One of the biggest blows it suffered came at the end of June 2021, when one of its lower boughs was dislodged as the result of heavy rainfall.

Now efforts have been endorsed to help retain it for the enjoyment of future generations.

Members of Scottish Borders Council's Cheviot Area Partnership last night, Wednesday, January 26, supported an application from Jedburgh Community Trust for funding of almost £1,800 to carry out work to preserve the historic tree.

Jedburgh and District Councillor Jim Brown gave his full backing to the funding bid.

He said: "The Capon Tree is very much part of Jedburgh's history and annual festival activities.

"Lothian Estates, led by a group of local enthusiasts, are also keen to support its future and well-being.

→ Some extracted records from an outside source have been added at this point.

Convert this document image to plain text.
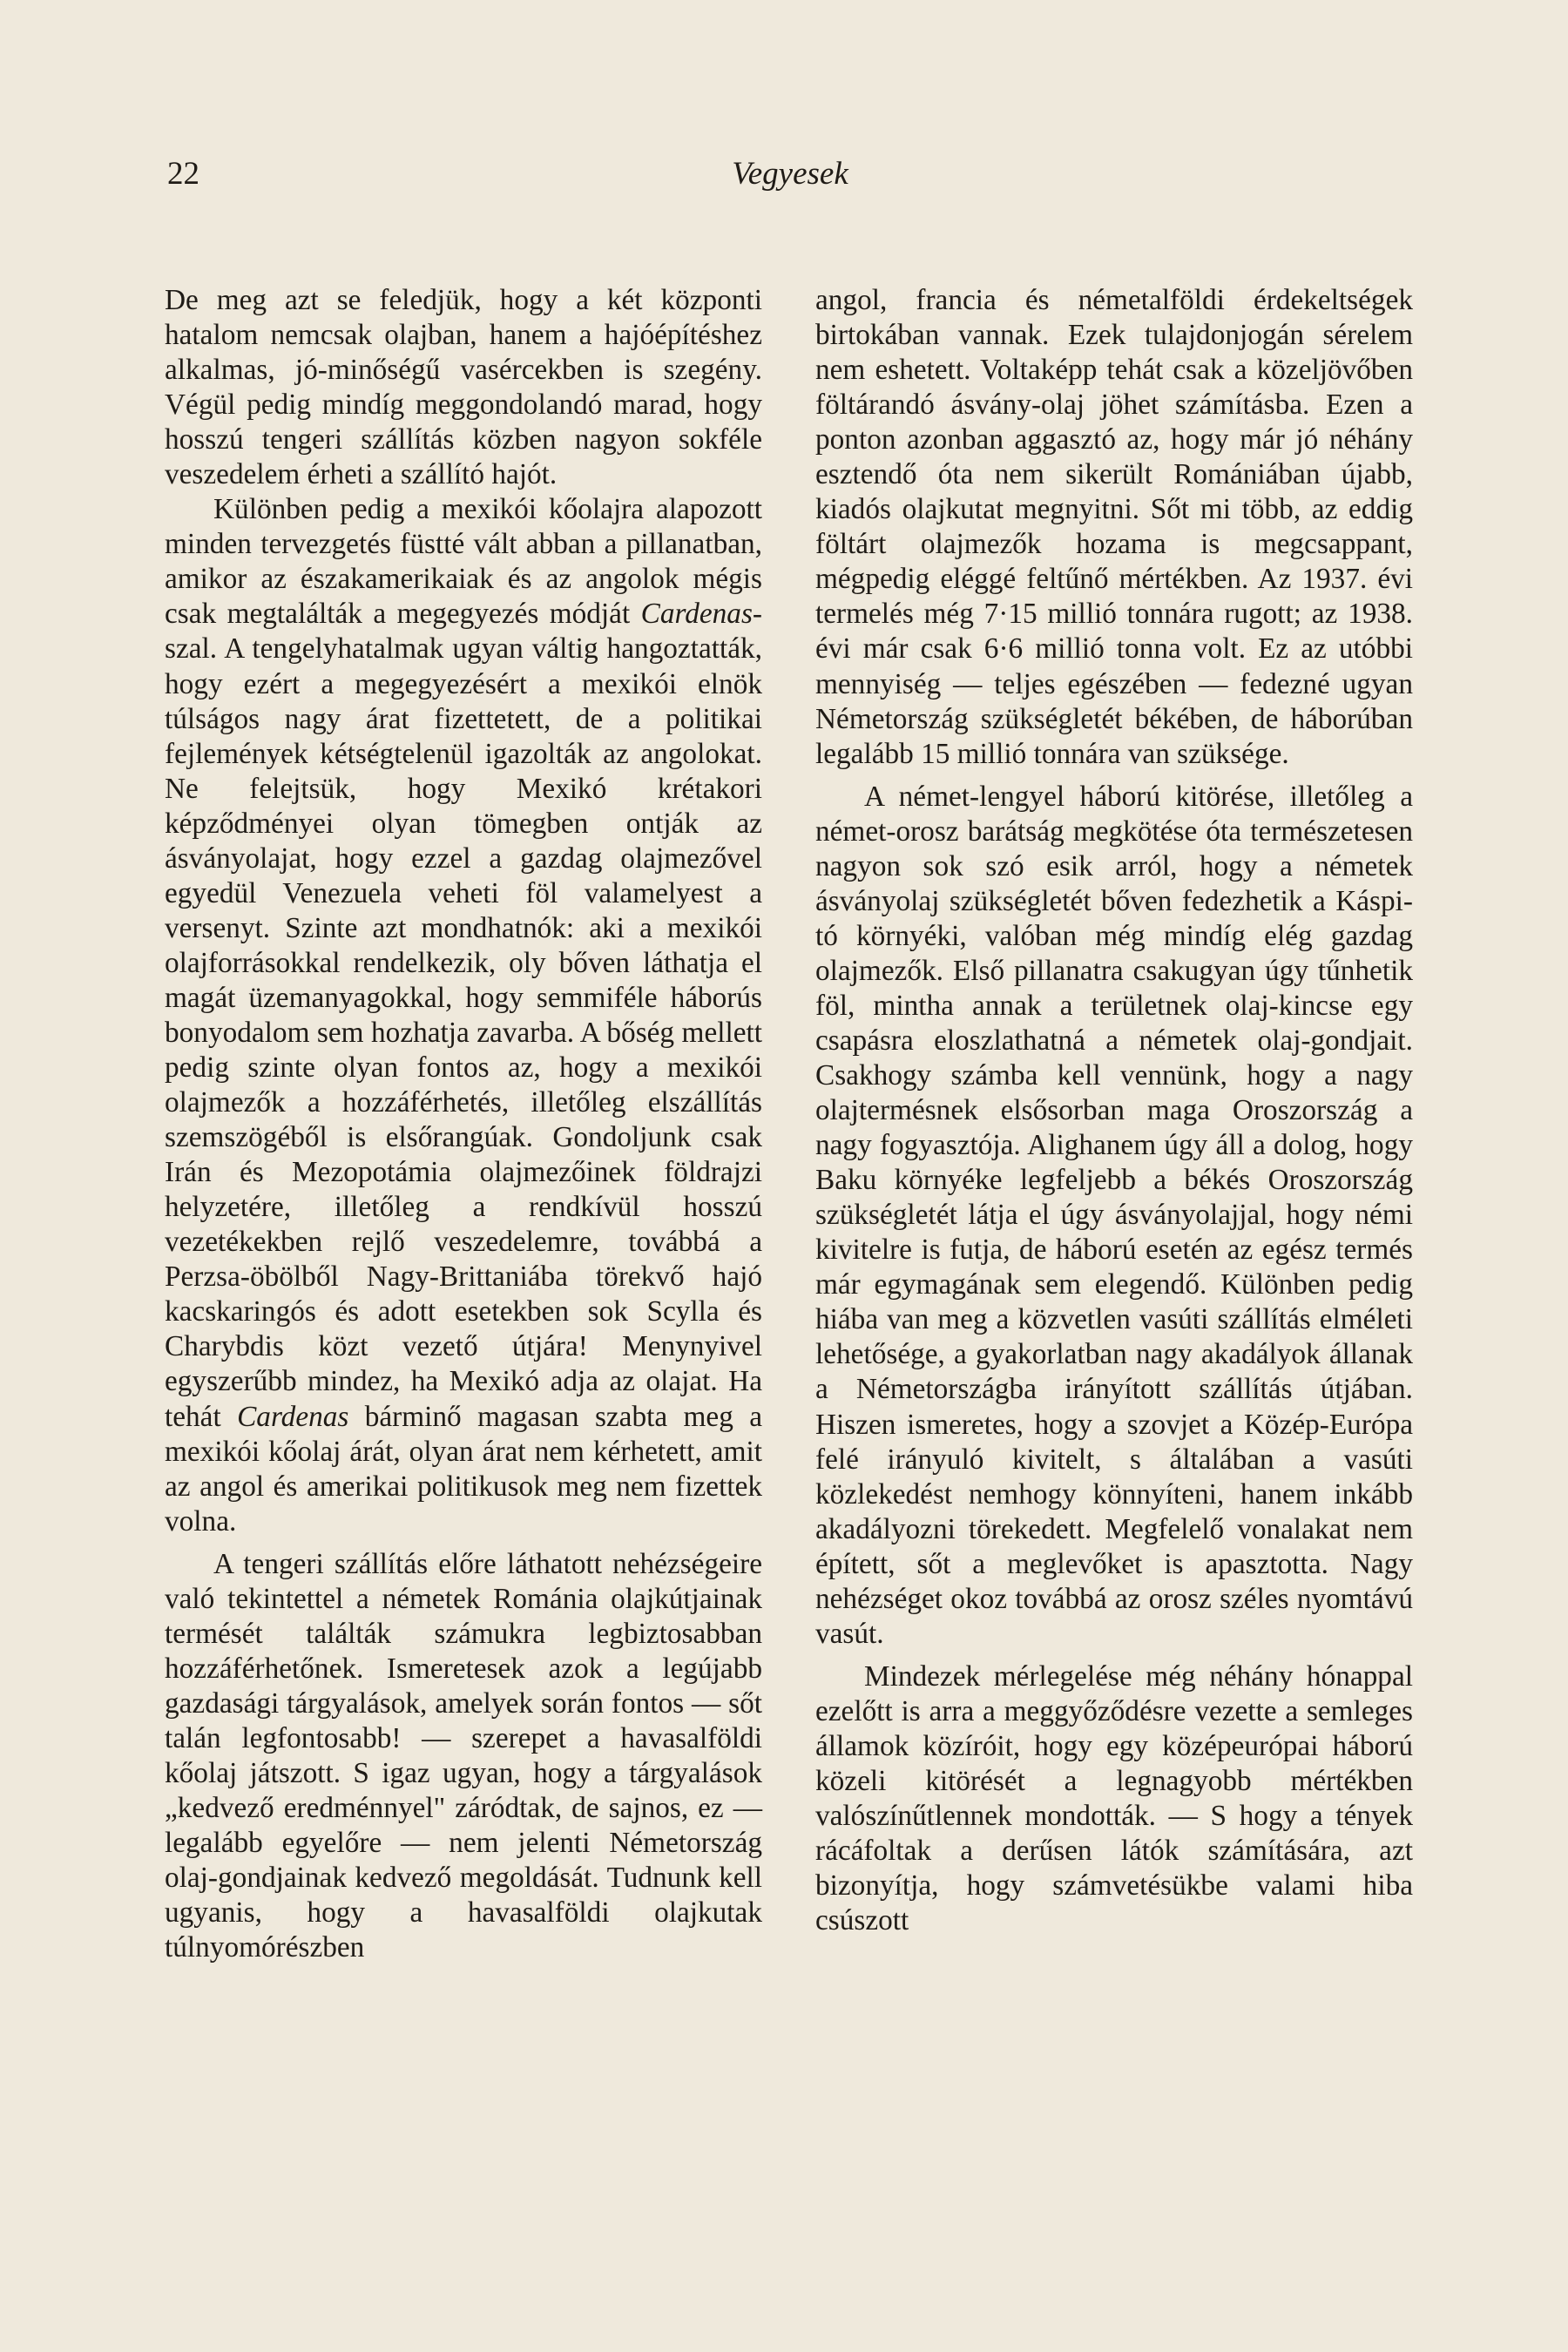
22	Vegyesek

De meg azt se feledjük, hogy a két központi hatalom nemcsak olajban, hanem a hajóépítéshez alkalmas, jó-minőségű vasércekben is szegény. Végül pedig mindíg meggondolandó marad, hogy hosszú tengeri szállítás közben nagyon sokféle veszedelem érheti a szállító hajót.

Különben pedig a mexikói kőolajra alapozott minden tervezgetés füstté vált abban a pillanatban, amikor az északamerikaiak és az angolok mégis csak megtalálták a megegyezés módját Cardenas-szal. A tengelyhatalmak ugyan váltig hangoztatták, hogy ezért a megegyezésért a mexikói elnök túlságos nagy árat fizettetett, de a politikai fejlemények kétségtelenül igazolták az angolokat. Ne felejtsük, hogy Mexikó krétakori képződményei olyan tömegben ontják az ásványolajat, hogy ezzel a gazdag olajmezővel egyedül Venezuela veheti föl valamelyest a versenyt. Szinte azt mondhatnók: aki a mexikói olajforrásokkal rendelkezik, oly bőven láthatja el magát üzemanyagokkal, hogy semmiféle háborús bonyodalom sem hozhatja zavarba. A bőség mellett pedig szinte olyan fontos az, hogy a mexikói olajmezők a hozzáférhetés, illetőleg elszállítás szemszögéből is elsőrangúak. Gondoljunk csak Irán és Mezopotámia olajmezőinek földrajzi helyzetére, illetőleg a rendkívül hosszú vezetékekben rejlő veszedelemre, továbbá a Perzsa-öbölből Nagy-Brittaniába törekvő hajó kacskaringós és adott esetekben sok Scylla és Charybdis közt vezető útjára! Menynyivel egyszerűbb mindez, ha Mexikó adja az olajat. Ha tehát Cardenas bárminő magasan szabta meg a mexikói kőolaj árát, olyan árat nem kérhetett, amit az angol és amerikai politikusok meg nem fizettek volna.

A tengeri szállítás előre láthatott nehézségeire való tekintettel a németek Románia olajkútjainak termését találták számukra legbiztosabban hozzáférhetőnek. Ismeretesek azok a legújabb gazdasági tárgyalások, amelyek során fontos — sőt talán legfontosabb! — szerepet a havasalföldi kőolaj játszott. S igaz ugyan, hogy a tárgyalások „kedvező eredménnyel" záródtak, de sajnos, ez — legalább egyelőre — nem jelenti Németország olaj-gondjainak kedvező megoldását. Tudnunk kell ugyanis, hogy a havasalföldi olajkutak túlnyomórészben

angol, francia és németalföldi érdekeltségek birtokában vannak. Ezek tulajdonjogán sérelem nem eshetett. Voltaképp tehát csak a közeljövőben föltárandó ásvány-olaj jöhet számításba. Ezen a ponton azonban aggasztó az, hogy már jó néhány esztendő óta nem sikerült Romániában újabb, kiadós olajkutat megnyitni. Sőt mi több, az eddig föltárt olajmezők hozama is megcsappant, mégpedig eléggé feltűnő mértékben. Az 1937. évi termelés még 7·15 millió tonnára rugott; az 1938. évi már csak 6·6 millió tonna volt. Ez az utóbbi mennyiség — teljes egészében — fedezné ugyan Németország szükségletét békében, de háborúban legalább 15 millió tonnára van szüksége.

A német-lengyel háború kitörése, illetőleg a német-orosz barátság megkötése óta természetesen nagyon sok szó esik arról, hogy a németek ásványolaj szükségletét bőven fedezhetik a Káspi-tó környéki, valóban még mindíg elég gazdag olajmezők. Első pillanatra csakugyan úgy tűnhetik föl, mintha annak a területnek olaj-kincse egy csapásra eloszlathatná a németek olaj-gondjait. Csakhogy számba kell vennünk, hogy a nagy olajtermésnek elsősorban maga Oroszország a nagy fogyasztója. Alighanem úgy áll a dolog, hogy Baku környéke legfeljebb a békés Oroszország szükségletét látja el úgy ásványolajjal, hogy némi kivitelre is futja, de háború esetén az egész termés már egymagának sem elegendő. Különben pedig hiába van meg a közvetlen vasúti szállítás elméleti lehetősége, a gyakorlatban nagy akadályok állanak a Németországba irányított szállítás útjában. Hiszen ismeretes, hogy a szovjet a Közép-Európa felé irányuló kivitelt, s általában a vasúti közlekedést nemhogy könnyíteni, hanem inkább akadályozni törekedett. Megfelelő vonalakat nem épített, sőt a meglevőket is apasztotta. Nagy nehézséget okoz továbbá az orosz széles nyomtávú vasút.

Mindezek mérlegelése még néhány hónappal ezelőtt is arra a meggyőződésre vezette a semleges államok közíróit, hogy egy középeurópai háború közeli kitörését a legnagyobb mértékben valószínűtlennek mondották. — S hogy a tények rácáfoltak a derűsen látók számítására, azt bizonyítja, hogy számvetésükbe valami hiba csúszott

"We need to consider how lucky this ancient tree has been to survive the shipbuilders axe when most of the UK oaks were threatened during the building of wooden war ships, perhaps the tree's twisted form saved it then.

"More recently, severe storms were unsuccessful in causing much damage, other than one of its lower boughs being slightly dislodged."

Any pruning of the tree will be sensitively done, Mr Brown said, adding: "Timber removed during pruning is to be carved into ornamental acorns and other keepsakes."

Fellow Jedburgh councillor Scott Hamilton also endorsed the funding, adding: "The Capon Tree is not only an ancient oak tree but it is a substantial part of Jedburgh's history.

"The oak tree itself has survived the felling of the ancient Jedforest and the multiple storms that have ravaged the Borders over its lifetime.

"The oak tree plays a symbolic role in the Jethart Callants Festival which has taken place in the last 75 years plus.

"At its age the tree is needing further support to extend its lifespan and I welcomed the decision by the Cheviot Area Partnership to award funding to the Jedburgh Community Trust."